There’s reason to believe that investors are right to think that Mr. Trump will leave the Fed alone: He has already signaled that he is not going to fire Jerome H. Powell, the Fed chair.
But he waged a nonstop verbal pressure campaign on the Fed during his first term and tried to appoint loyalists to its seven-member board in Washington — a playbook that he could return to.
The uncertainty over which policy promises Mr. Trump will fulfill is also creating an uncertain backdrop for the Fed’s own policy.

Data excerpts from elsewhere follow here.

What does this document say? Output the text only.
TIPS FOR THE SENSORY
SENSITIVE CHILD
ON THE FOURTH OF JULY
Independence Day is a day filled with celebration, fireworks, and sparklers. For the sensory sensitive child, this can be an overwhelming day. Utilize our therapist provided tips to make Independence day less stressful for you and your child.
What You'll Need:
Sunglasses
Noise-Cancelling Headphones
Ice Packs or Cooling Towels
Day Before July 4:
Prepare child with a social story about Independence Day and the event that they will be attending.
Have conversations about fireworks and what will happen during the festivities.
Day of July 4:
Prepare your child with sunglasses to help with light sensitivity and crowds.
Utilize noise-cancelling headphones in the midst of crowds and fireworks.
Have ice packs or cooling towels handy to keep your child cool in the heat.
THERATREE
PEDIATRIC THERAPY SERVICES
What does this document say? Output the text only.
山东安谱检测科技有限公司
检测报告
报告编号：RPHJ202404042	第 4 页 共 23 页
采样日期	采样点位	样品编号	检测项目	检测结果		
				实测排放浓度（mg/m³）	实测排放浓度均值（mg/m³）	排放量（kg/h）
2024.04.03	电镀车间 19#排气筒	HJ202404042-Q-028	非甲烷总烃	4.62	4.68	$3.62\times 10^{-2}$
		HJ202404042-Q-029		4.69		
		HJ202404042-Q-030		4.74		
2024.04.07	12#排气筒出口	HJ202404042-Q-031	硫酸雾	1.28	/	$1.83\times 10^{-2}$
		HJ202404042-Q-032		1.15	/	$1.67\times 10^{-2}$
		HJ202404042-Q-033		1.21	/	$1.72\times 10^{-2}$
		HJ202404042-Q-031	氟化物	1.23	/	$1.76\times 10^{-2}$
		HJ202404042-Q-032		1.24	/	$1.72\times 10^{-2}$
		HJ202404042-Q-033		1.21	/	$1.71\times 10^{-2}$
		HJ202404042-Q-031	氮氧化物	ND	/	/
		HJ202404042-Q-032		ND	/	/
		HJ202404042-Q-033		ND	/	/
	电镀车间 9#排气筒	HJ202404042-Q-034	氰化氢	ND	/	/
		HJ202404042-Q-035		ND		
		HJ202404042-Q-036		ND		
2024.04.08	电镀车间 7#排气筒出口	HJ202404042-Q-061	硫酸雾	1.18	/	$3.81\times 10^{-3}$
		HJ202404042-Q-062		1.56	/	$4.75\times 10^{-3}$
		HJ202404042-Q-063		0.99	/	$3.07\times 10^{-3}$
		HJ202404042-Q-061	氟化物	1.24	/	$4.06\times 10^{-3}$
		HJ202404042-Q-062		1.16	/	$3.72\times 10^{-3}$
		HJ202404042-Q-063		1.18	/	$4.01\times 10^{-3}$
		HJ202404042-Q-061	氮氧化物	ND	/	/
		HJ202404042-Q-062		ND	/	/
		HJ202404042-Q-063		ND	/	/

Fed officials are widely expected to cut interest rates at their meeting this week, but they will also have to forecast what policy might look like next year. That could look very different depending on how White House policy — and thus the broader economy — shapes up.
“The proof will have to be in the pudding,” said Gennadiy Goldberg, a rates strategist at TD Securities, explaining that markets might continue to soar until tariffs seem real or the economy itself takes a hit. “The market is very excited about all of the good aspects of a Trump presidency, and is discounting the bad aspects.”